1. avatar says

    All three lectures on Foreign Currency Matters seem to be exactly the same lecture! All lasting about 36.5 minutes long, with a section about 3/4 the way regarding the inventory account. Is this a problem my side, or is it a problem with the Open Tuition links. Thanks!

      • avatar says

        I wasn’t suggesting you were doing three identical lectures! That might have been a bit unnerving for your students!

        But have you clicked on the 2nd and 3rd videos in this section? I’ve just tried on my netbook (I was on my laptop before) and I’m getting the same result.

        Apart from obviously wanting to view the other videos, I’m keen to put off the cash flow lectures for a bit longer…it’s not my favourite area!

        Incidentally, I’ve watched all the lectures in the past, I’m coming back to it again after failing P2 last year!

  2. Profile photo of Swati says

    Hi Sir,

    A small thing I had to ask here:
    I understood that closing bal of borrowings has increased due to the change in Foreign currency rate. But why do we not make any adjustment in the Interest Part?
    Alpha has charged $ 5000 million as Finance cost to P/L. But actually, the charge should be 58800 x 11.1% = 6527 $ Isn’t it? But the solution is showing nothing with respect to the finance cost.

    Its an adjustment of Cons. B/S (June 2012 ,DipIFR)
    Note 8 – Long-term borrowings The long-term borrowings of Alpha arose on 1 April 2011 when Alpha borrowed €50 million. Alpha incurred issue costs of €1 million. The exchange rate at 1 April 2011 was $1·20 = €1. On 1 April 2011 Alpha included $60 million in long-term borrowings and charged $1·2 million to comprehensive income.

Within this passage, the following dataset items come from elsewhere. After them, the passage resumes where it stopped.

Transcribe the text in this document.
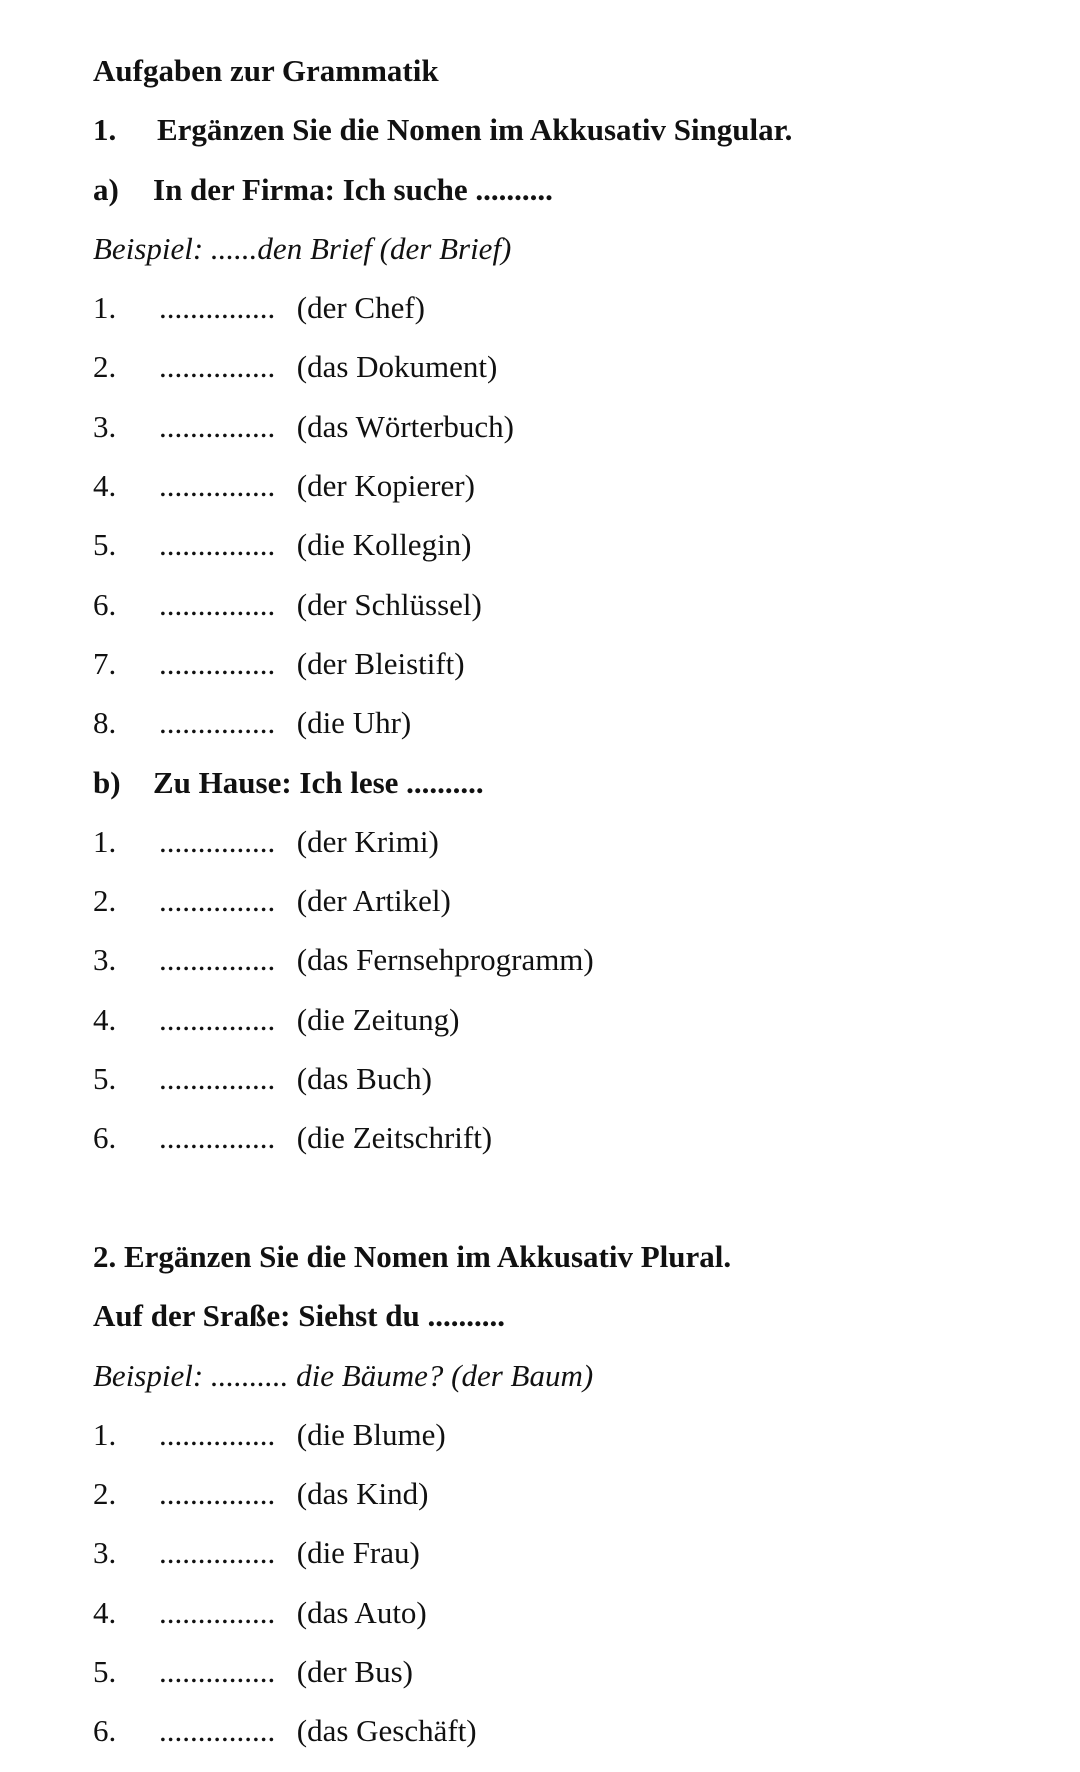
Aufgaben zur Grammatik
1. Ergänzen Sie die Nomen im Akkusativ Singular.
a) In der Firma: Ich suche ..........
Beispiel: ......den Brief (der Brief)
1. ............... (der Chef)
2. ............... (das Dokument)
3. ............... (das Wörterbuch)
4. ............... (der Kopierer)
5. ............... (die Kollegin)
6. ............... (der Schlüssel)
7. ............... (der Bleistift)
8. ............... (die Uhr)
b) Zu Hause: Ich lese ..........
1. ............... (der Krimi)
2. ............... (der Artikel)
3. ............... (das Fernsehprogramm)
4. ............... (die Zeitung)
5. ............... (das Buch)
6. ............... (die Zeitschrift)
2. Ergänzen Sie die Nomen im Akkusativ Plural.
Auf der Sraße: Siehst du ..........
Beispiel: .......... die Bäume? (der Baum)
1. ............... (die Blume)
2. ............... (das Kind)
3. ............... (die Frau)
4. ............... (das Auto)
5. ............... (der Bus)
6. ............... (das Geschäft)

    The borrowing requires Alpha to make annual interest payments in arrears of €4 million. The exchange rate on 31 March 2012 was $1·25 = €1. Alpha therefore charged a finance cost of $5 million to comprehensive income on 31 March 2012.

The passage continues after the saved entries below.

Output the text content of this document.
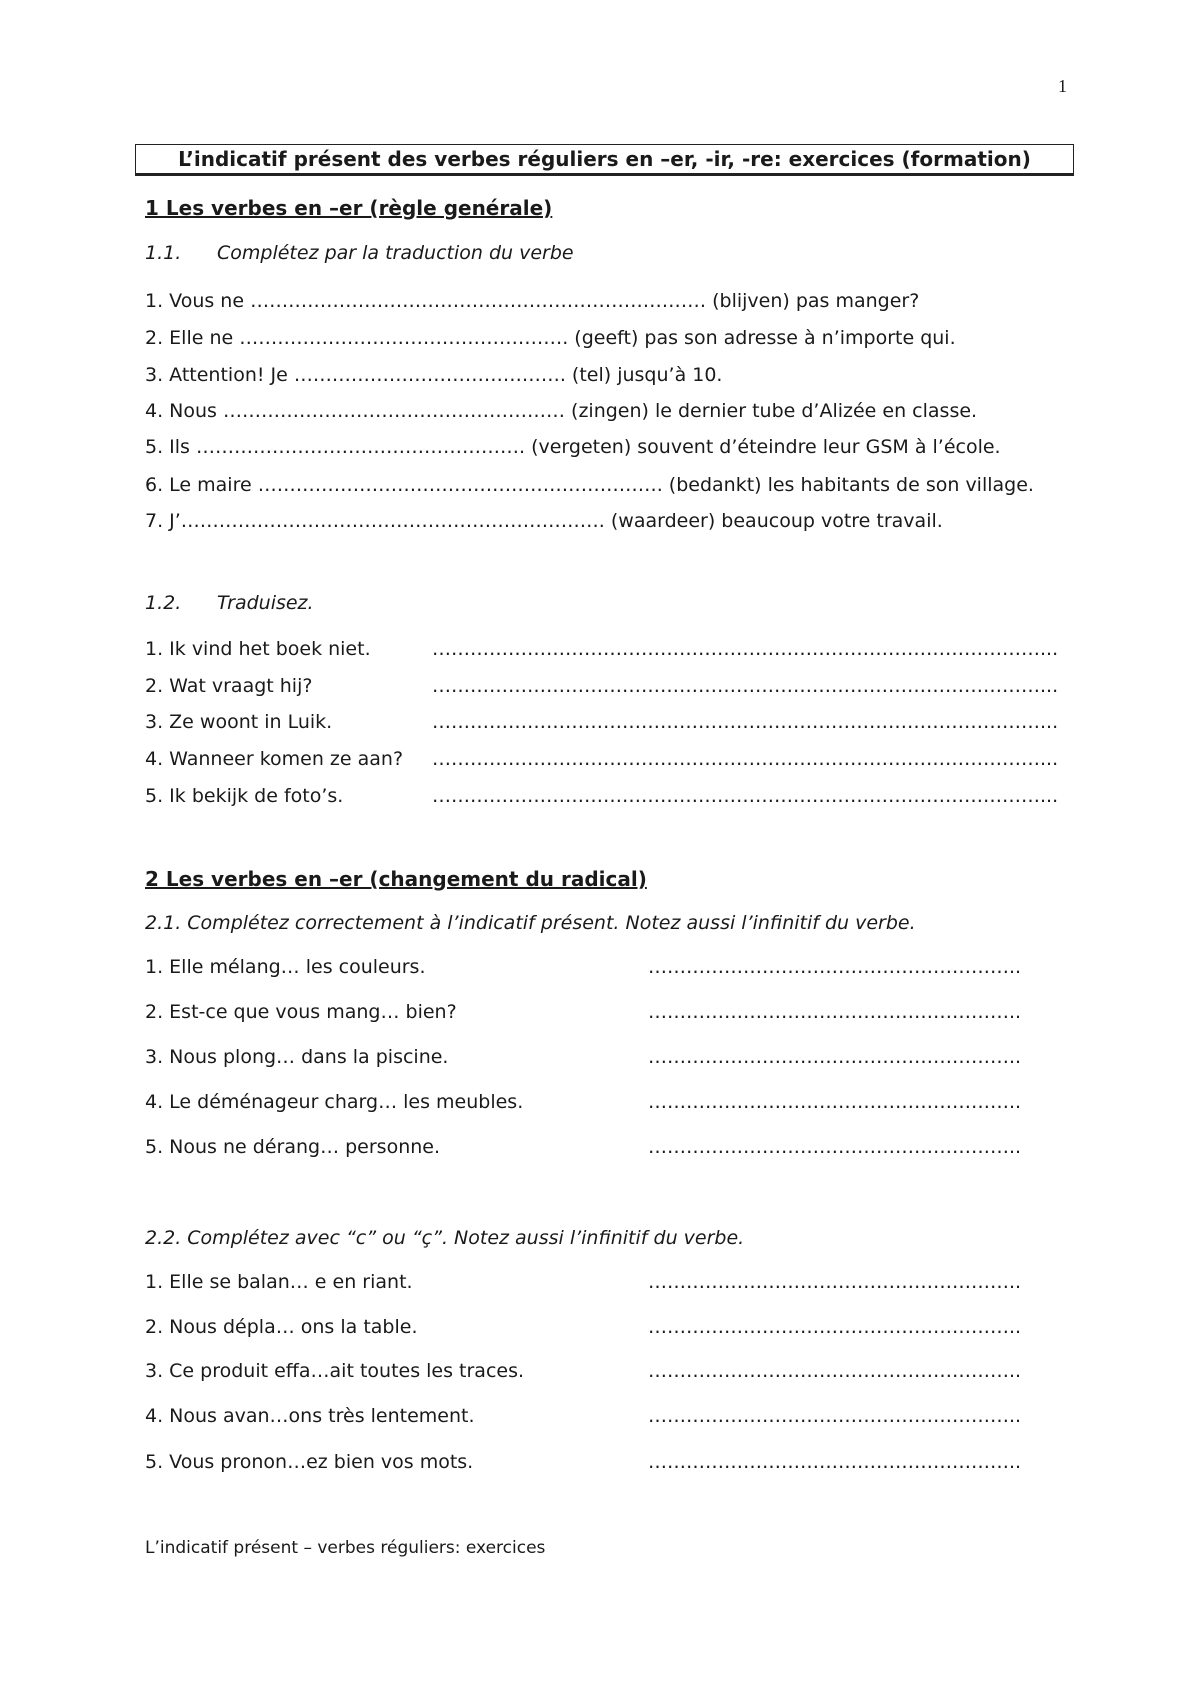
1
L’indicatif présent des verbes réguliers en –er, -ir, -re: exercices (formation)
1 Les verbes en –er (règle genérale)
1.1. Complétez par la traduction du verbe
1. Vous ne ……………………………………………………………… (blijven) pas manger?
2. Elle ne ……………………………………………. (geeft) pas son adresse à n’importe qui.
3. Attention! Je ……………………………………. (tel) jusqu’à 10.
4. Nous ……………………………………………… (zingen) le dernier tube d’Alizée en classe.
5. Ils ……………………………………………. (vergeten) souvent d’éteindre leur GSM à l’école.
6. Le maire ………………………………………………………. (bedankt) les habitants de son village.
7. J’…………………………………………………………. (waardeer) beaucoup votre travail.
1.2. Traduisez.
1. Ik vind het boek niet.	……………………………………………………………………………………...
2. Wat vraagt hij?	……………………………………………………………………………………...
3. Ze woont in Luik.	……………………………………………………………………………………...
4. Wanneer komen ze aan? ……………………………………………………………………………………...
5. Ik bekijk de foto’s.	……………………………………………………………………………………...
2 Les verbes en –er (changement du radical)
2.1. Complétez correctement à l’indicatif présent. Notez aussi l’infinitif du verbe.
1. Elle mélang… les couleurs.	…………………………………………………..
2. Est-ce que vous mang… bien?	…………………………………………………..
3. Nous plong… dans la piscine.	…………………………………………………..
4. Le déménageur charg… les meubles.	…………………………………………………..
5. Nous ne dérang… personne.	…………………………………………………..
2.2. Complétez avec “c” ou “ç”. Notez aussi l’infinitif du verbe.
1. Elle se balan… e en riant.	…………………………………………………..
2. Nous dépla… ons la table.	…………………………………………………..
3. Ce produit effa…ait toutes les traces.	…………………………………………………..
4. Nous avan…ons très lentement.	…………………………………………………..
5. Vous pronon…ez bien vos mots.	…………………………………………………..
L’indicatif présent – verbes réguliers: exercices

    The loan is repayable by Alpha on 31 March 2016 at an amount of €58 million. The effective annual interest rate applicable to this loan is 11·1%. Other than as described in this note, Alpha has made no other accounting entries relating to this loan. You can ignore the deferred tax implications of any adjustments you make due to the information in this note.

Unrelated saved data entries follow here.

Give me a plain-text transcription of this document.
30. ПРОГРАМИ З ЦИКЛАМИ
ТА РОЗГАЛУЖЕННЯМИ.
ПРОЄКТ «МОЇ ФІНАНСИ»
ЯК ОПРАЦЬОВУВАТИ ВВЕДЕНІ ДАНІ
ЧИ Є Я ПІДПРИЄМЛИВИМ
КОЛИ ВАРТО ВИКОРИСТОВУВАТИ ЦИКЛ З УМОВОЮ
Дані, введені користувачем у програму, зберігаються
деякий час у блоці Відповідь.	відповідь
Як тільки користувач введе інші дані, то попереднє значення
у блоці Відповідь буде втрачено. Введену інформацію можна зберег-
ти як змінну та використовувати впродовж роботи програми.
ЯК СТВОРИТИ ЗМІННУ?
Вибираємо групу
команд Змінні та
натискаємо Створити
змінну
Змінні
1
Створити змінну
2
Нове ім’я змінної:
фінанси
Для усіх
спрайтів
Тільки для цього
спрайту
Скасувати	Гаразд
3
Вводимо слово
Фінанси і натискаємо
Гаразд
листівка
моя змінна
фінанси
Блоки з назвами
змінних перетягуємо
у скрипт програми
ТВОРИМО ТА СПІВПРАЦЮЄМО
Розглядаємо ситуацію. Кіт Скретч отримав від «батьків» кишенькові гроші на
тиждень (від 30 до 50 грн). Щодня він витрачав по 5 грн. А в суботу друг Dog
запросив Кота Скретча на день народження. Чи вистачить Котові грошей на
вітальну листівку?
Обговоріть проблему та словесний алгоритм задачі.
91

    I have done it like this:
    Op. Bal Interest Paid Effective Interest @ 11.1% closing Bal
    49,000 € (4000 € ) 49,000×11.1%= 5439 € 50,439 €

    Translated into $
    58,800 $ (5000 $ ) 58,800x 11.1% = 6527 $ 50,439x 1.25= 63,049
    op. rate cl. rate cl. rate

    So, should we not charge $ 6,527 to P/L (and reduce from Cons. Ret Ears) and do the reversal of $ 5,000 which has been charged by Alpha.

    Reporting date is: 31 March 2012.

    • Profile photo of MikeLittle says

      Yes, all foreign denominated values at converted but, in the case of cash, I have visions of €32 in a cash box in the cashier’s office left over from a director’s visit to a European client. You wouldn’t bother converting that on the grounds of immateriality. In practice the cashier would, with permission, put £20 from their own funds and take the euros in readiness for their own foreign holiday next year.

      In fact, in practice, those euros wouldn’t even leave the director’s possession! They would be explained away as “incidental expenses where I was not able to get a receipt”! (coffee from a coffee machine or parking where the ticket machine ate your ticket whilst lifting the barrier for you to drive out from the car park)

      Translation of the currency is unrealised

      Please, in future, post questions like this on the Ask the Tutor page

  3. Profile photo of MikeLittle says

    The opening inventory is DEBITED to statement of profit or loss – whatever makes you think that it’s credited?

    The figure for the statement of financial position is the one on the debit side below the total lines


  4. Profile photo of fahim231 says

    hello sir – in relation to your inventory T account – is opening inventory credited to the income statement? and which figure of the account would you put in the balance sheet?